On 12/04/2026 21:05, Tom Lane wrote:
Heikki Linnakangas <[email protected]> writes:
Pushed 0001 as commit 6f5ad00ab7.

This commit has caused Coverity to start complaining that
most of ginExtractEntries() is unreachable:

*** CID 1691468:         Control flow issues  (DEADCODE)
/srv/coverity/git/pgsql-git/postgresql/src/backend/access/gin/ginutil.c: 495    
         in ginExtractEntries()
489             /*
490              * Scan the items for any NULLs.  All NULLs are considered 
equal, so we
491              * just need to check and remember if there are any.  We remove 
them from
492              * the array here, and after deduplication, put back one NULL 
entry to
493              * represent them all.
494              */
     CID 1691468:         Control flow issues  (DEADCODE)
     Execution cannot reach this statement: "hasNull = false;".
495             hasNull = false;
496             if (nullFlags)
497             {
498                     int32           numNonNulls = 0;
499
500                     for (int32 i = 0; i < nentries; i++)
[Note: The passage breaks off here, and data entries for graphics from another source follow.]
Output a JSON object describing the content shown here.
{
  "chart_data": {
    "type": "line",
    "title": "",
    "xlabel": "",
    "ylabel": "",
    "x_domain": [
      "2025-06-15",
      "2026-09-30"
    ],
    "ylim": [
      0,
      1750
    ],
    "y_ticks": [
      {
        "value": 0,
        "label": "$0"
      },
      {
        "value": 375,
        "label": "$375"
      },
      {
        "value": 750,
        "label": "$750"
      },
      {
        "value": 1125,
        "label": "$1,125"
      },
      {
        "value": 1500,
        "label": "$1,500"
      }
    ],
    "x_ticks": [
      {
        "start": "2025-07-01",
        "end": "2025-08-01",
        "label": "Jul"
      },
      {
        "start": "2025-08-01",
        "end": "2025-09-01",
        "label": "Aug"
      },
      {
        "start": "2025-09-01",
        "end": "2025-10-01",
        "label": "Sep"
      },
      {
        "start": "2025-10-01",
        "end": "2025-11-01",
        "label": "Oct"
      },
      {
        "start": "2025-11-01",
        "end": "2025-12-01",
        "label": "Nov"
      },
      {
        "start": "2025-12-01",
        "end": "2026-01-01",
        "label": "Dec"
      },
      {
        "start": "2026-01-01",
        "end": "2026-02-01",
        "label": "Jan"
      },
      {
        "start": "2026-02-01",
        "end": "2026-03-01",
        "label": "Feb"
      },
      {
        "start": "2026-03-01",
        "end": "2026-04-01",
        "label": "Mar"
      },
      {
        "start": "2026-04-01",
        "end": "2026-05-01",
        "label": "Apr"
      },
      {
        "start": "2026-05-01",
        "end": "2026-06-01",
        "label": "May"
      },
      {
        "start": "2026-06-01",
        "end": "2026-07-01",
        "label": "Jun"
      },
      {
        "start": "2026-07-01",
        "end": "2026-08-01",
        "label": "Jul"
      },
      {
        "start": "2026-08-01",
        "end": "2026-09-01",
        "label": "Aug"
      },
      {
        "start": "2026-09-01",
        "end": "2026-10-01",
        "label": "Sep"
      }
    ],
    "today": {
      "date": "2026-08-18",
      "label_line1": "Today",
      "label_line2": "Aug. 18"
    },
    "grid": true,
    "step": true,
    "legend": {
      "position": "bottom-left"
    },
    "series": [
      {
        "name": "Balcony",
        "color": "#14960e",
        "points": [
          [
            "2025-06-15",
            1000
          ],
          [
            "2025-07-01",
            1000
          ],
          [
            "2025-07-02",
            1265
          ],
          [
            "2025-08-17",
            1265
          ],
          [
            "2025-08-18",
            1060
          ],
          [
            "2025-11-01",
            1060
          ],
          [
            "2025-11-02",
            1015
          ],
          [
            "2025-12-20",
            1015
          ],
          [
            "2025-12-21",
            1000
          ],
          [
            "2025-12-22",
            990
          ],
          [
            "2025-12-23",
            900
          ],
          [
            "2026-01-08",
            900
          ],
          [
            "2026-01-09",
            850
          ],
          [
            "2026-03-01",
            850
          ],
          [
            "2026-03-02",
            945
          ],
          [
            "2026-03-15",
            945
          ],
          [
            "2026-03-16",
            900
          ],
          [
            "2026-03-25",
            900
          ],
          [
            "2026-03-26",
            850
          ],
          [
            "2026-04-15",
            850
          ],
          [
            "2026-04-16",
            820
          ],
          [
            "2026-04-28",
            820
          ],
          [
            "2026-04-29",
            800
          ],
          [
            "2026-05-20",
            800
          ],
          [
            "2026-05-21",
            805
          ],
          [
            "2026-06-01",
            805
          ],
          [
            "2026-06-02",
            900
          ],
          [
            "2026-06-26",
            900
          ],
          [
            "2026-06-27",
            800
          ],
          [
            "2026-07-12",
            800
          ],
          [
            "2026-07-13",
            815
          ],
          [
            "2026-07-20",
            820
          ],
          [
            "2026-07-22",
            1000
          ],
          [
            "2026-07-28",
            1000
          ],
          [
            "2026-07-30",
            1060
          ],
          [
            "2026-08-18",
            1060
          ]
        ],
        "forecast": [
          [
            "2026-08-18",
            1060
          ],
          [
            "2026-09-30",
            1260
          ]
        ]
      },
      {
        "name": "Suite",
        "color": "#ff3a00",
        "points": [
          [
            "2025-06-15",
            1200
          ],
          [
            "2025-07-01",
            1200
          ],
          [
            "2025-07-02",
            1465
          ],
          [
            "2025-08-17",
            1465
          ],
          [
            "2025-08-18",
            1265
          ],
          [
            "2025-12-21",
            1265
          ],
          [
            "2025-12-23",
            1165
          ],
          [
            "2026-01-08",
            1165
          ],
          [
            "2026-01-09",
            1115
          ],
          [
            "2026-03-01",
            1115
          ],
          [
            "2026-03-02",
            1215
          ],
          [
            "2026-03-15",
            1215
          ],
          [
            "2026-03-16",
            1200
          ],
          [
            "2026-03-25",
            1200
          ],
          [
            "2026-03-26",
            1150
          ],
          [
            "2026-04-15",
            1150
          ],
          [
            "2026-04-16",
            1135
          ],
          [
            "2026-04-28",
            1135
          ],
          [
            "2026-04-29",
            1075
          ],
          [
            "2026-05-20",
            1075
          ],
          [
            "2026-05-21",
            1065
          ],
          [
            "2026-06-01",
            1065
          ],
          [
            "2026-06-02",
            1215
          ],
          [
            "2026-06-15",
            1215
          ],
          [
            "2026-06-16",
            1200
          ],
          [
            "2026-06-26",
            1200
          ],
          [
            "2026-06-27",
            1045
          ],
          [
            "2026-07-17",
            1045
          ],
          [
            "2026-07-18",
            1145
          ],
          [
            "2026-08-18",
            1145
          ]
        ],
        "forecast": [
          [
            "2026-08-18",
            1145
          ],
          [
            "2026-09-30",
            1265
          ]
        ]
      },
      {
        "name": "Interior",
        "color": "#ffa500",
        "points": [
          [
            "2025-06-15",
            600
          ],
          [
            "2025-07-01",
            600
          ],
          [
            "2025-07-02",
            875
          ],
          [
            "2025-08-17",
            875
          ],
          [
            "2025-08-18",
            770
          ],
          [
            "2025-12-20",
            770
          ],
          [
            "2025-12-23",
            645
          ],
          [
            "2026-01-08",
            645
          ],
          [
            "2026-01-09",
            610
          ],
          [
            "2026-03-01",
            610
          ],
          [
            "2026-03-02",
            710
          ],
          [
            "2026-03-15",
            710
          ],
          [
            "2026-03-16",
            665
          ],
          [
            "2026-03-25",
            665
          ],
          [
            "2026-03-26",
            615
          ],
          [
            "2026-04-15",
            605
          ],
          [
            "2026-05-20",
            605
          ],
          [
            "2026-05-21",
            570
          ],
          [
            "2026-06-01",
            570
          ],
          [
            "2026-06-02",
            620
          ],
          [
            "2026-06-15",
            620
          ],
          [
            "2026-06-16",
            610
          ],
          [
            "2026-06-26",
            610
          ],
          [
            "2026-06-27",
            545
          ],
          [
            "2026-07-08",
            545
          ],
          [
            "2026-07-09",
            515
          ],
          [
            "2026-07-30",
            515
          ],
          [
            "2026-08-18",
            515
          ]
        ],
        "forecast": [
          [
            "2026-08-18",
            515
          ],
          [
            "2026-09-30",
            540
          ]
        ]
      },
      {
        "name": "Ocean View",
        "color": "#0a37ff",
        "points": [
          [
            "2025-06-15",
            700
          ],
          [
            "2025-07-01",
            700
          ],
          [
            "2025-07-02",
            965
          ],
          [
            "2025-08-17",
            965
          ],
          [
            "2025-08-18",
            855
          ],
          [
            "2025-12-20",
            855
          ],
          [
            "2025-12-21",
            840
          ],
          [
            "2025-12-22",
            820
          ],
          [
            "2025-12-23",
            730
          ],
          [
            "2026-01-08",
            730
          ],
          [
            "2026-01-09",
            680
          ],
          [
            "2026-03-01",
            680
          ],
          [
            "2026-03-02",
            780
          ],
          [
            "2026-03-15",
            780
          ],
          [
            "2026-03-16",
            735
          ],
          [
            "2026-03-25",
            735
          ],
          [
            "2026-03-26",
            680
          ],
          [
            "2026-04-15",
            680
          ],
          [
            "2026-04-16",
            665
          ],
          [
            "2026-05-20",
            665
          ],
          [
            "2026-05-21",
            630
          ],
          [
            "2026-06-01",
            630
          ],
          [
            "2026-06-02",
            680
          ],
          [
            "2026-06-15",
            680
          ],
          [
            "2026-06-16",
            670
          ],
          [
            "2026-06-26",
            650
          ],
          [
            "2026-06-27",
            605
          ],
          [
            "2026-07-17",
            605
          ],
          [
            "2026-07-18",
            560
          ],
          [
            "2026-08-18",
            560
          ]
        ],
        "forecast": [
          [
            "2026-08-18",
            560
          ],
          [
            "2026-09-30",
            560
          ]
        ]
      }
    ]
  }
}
Evidently, it does not realize that the extractValueFn() can change
nentries from its initial value of zero.  I wouldn't be too surprised
if that's related to our casting of the pointer to uintptr_t --- that
may cause it to not see the passed pointer as a potential reference
mechanism.

I would just write that off as Coverity not being smart enough, except
that I'm worried that some compiler might make a similar deduction and
break the function completely.  Was the switch to a local variable
for nentries really a useful win performance-wise?

I didn't do it for performance, but because I find the function easier to read that way. We could change it back.

It's a pretty scary thought that a compiler might misoptimize that though. In the same function we have 'nullFlags', too, as a local variable, even before this commit. Not sure why Coverity doesn't complain about that.

/*
 * PointerGetDatum
 *              Returns datum representation for a pointer.
 */
static inline Datum
PointerGetDatum(const void *X)
{
        return (Datum) (uintptr_t) X;
}

Hmm, is that 'const' incorrect? This function doesn't modify *X, but the resulting address will be used to modify it. Maybe changing it to non-const "void *X" would give Coverity a hint.